Is the government really prioritising growth today? Javid’s ambition is commendable, but actions must follow words. Prioritising something means willingness to accept trade‐offs in its pursuit. Yet last week, ministers were asked to consider cutting programmes that didn’t fulfil the Government’s stated priorities — tackling crime, funding the NHS, or “levelling up” regions. Growth got no mention. Indeed, if growth is a priority, why not ask “does this programme improve the economy’s potential?”
Often, it seems that the Government thinks talking about any economic policy is synonymous with being pro‐growth. But, listening to recent announcements, it’s difficult to conclude that rapid growth is a guiding star.

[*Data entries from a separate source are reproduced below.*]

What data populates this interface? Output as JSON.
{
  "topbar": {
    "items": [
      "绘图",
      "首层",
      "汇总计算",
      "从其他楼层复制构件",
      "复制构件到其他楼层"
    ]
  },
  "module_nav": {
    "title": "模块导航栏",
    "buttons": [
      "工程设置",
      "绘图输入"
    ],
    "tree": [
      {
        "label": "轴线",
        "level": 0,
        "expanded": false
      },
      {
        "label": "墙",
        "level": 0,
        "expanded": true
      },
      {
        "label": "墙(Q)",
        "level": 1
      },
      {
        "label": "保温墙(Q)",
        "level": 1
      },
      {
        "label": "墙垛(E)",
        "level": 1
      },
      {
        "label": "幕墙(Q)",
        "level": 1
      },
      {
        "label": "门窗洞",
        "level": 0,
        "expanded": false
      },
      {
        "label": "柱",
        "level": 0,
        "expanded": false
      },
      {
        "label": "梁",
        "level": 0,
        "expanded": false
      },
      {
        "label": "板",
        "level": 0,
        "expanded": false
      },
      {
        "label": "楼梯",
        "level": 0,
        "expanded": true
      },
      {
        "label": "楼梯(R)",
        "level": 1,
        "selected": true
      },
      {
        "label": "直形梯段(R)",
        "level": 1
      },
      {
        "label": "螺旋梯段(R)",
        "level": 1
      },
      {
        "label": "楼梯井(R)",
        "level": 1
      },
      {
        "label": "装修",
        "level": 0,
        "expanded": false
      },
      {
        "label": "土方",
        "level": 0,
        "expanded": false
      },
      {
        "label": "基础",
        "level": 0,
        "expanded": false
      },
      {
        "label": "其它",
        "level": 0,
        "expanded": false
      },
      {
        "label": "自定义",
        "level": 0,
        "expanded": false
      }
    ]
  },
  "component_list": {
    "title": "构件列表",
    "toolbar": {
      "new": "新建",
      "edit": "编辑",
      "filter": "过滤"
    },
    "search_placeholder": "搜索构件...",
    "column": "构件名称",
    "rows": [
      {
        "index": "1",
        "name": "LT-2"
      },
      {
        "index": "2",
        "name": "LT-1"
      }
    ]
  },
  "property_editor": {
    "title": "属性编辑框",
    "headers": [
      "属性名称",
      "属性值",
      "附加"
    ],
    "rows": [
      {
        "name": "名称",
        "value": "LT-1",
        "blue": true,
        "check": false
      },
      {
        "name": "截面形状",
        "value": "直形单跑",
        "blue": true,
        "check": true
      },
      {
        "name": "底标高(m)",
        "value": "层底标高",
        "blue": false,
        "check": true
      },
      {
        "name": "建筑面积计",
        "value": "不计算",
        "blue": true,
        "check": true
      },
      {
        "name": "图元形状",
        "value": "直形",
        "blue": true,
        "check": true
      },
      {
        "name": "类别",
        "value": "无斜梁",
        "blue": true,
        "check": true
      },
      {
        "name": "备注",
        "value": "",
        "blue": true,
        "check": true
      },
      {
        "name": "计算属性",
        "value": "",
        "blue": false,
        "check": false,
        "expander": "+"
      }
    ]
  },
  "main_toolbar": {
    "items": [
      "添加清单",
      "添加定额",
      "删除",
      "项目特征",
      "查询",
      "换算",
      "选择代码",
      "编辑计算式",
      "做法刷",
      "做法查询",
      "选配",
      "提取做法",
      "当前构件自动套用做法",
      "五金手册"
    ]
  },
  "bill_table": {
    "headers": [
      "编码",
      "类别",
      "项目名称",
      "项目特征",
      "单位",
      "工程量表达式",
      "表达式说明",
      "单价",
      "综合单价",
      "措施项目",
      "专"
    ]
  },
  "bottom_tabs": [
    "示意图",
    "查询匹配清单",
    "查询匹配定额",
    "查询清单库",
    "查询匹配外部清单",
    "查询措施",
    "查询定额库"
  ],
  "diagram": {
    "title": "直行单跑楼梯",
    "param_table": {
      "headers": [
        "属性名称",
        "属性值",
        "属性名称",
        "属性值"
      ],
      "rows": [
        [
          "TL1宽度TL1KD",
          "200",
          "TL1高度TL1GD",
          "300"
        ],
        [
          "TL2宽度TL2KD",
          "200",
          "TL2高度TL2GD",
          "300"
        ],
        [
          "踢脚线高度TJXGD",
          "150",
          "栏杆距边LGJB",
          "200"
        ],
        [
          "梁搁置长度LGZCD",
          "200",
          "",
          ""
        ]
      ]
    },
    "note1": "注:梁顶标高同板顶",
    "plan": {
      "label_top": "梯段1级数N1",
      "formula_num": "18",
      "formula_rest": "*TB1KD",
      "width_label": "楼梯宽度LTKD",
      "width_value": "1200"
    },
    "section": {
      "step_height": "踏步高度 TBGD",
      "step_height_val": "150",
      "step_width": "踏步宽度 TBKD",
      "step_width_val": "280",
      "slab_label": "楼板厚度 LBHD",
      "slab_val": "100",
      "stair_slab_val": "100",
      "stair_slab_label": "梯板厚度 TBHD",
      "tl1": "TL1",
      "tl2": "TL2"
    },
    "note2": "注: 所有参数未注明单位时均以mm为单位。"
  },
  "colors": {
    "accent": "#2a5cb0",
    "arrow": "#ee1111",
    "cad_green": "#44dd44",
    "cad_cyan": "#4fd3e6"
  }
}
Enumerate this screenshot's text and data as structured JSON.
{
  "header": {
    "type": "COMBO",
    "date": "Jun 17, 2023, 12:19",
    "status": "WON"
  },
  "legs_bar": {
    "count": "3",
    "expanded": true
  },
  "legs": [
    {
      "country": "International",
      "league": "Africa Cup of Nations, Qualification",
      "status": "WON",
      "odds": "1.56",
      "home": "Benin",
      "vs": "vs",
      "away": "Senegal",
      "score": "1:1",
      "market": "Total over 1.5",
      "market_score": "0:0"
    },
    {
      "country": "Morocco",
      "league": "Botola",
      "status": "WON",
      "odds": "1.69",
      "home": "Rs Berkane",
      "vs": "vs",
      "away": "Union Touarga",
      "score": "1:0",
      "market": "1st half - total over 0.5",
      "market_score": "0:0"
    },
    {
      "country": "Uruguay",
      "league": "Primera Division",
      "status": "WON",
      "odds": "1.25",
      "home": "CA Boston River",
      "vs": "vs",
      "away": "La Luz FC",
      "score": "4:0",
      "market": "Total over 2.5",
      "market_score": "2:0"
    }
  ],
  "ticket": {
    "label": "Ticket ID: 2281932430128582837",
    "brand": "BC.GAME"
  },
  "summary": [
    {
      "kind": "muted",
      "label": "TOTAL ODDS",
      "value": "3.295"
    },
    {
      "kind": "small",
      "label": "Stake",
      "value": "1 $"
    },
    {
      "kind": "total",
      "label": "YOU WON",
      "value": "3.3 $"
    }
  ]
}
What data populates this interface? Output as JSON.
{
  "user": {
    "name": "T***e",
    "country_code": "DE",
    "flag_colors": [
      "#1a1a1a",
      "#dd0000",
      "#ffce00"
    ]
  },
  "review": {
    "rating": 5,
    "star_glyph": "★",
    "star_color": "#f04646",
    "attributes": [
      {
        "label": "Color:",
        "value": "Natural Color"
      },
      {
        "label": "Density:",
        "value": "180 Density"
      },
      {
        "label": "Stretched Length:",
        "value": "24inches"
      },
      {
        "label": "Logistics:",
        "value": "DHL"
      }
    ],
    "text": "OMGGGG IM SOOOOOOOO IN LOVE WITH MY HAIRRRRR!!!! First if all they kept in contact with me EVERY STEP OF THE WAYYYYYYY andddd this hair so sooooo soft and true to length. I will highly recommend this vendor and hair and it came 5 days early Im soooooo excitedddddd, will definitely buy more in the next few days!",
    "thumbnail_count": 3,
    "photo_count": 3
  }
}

True, in some areas people like me just disagree with them on what might boost growth — little surprise given how contentious the literature is. Dominic Cummings thinks a British ARPA will generate loads of spillovers from public science and R&D spending. Javid thinks a further education skills push will raise human capital in the long‐term. The whole government seems sold on regional infrastructure being transformative (Japan through the 1990s colours me sceptical). We can debate this, while recognising that government noises on planning have been well‐evidenced and unambiguously pro‐growth.
In other areas though, growth is clearly a secondary concern, at best. No coherent tax reform agenda appears likely, and Ministers are prioritising a broad‐based National Insurance cut that will do little for potential growth. Boris Johnson talks up the benefits of using regulation to strengthen environmental outcomes and worker protection; there’s little mention of growth trade‐offs here, or a pro‐growth review of repatriated EU laws.
Though Johnson laments mercantilists and tariffs, last week his government briefed on using them to encourage countries to make trade deals with it — an approach that has seen Donald Trump cripple U.S. manufacturing productivity by raising its input prices. Public service reform ideas seem non‐existent. The minimum wage keeps being raised. On infrastructure, HS2 is being prioritised over schemes with bigger estimated economic bang for the pound. And whatever your view of climate change, it’s undeniable that rapid decarbonisation impairs an economy’s growth potential, despite fairytales of win‐win “green growth.”
Now, setting all dials to maximise growth is neither easy nor politically viable. Governments, understandably, have other aims and electoral mandates. But given its central importance — not least how it can make all other challenges easier — it still gets insufficient attention. With the government’s healthy majority, anti‐growth headwinds, and leaving the EU, there’s surely never been a more necessary or better time to act on the Bank’s warning and try to see what sticks.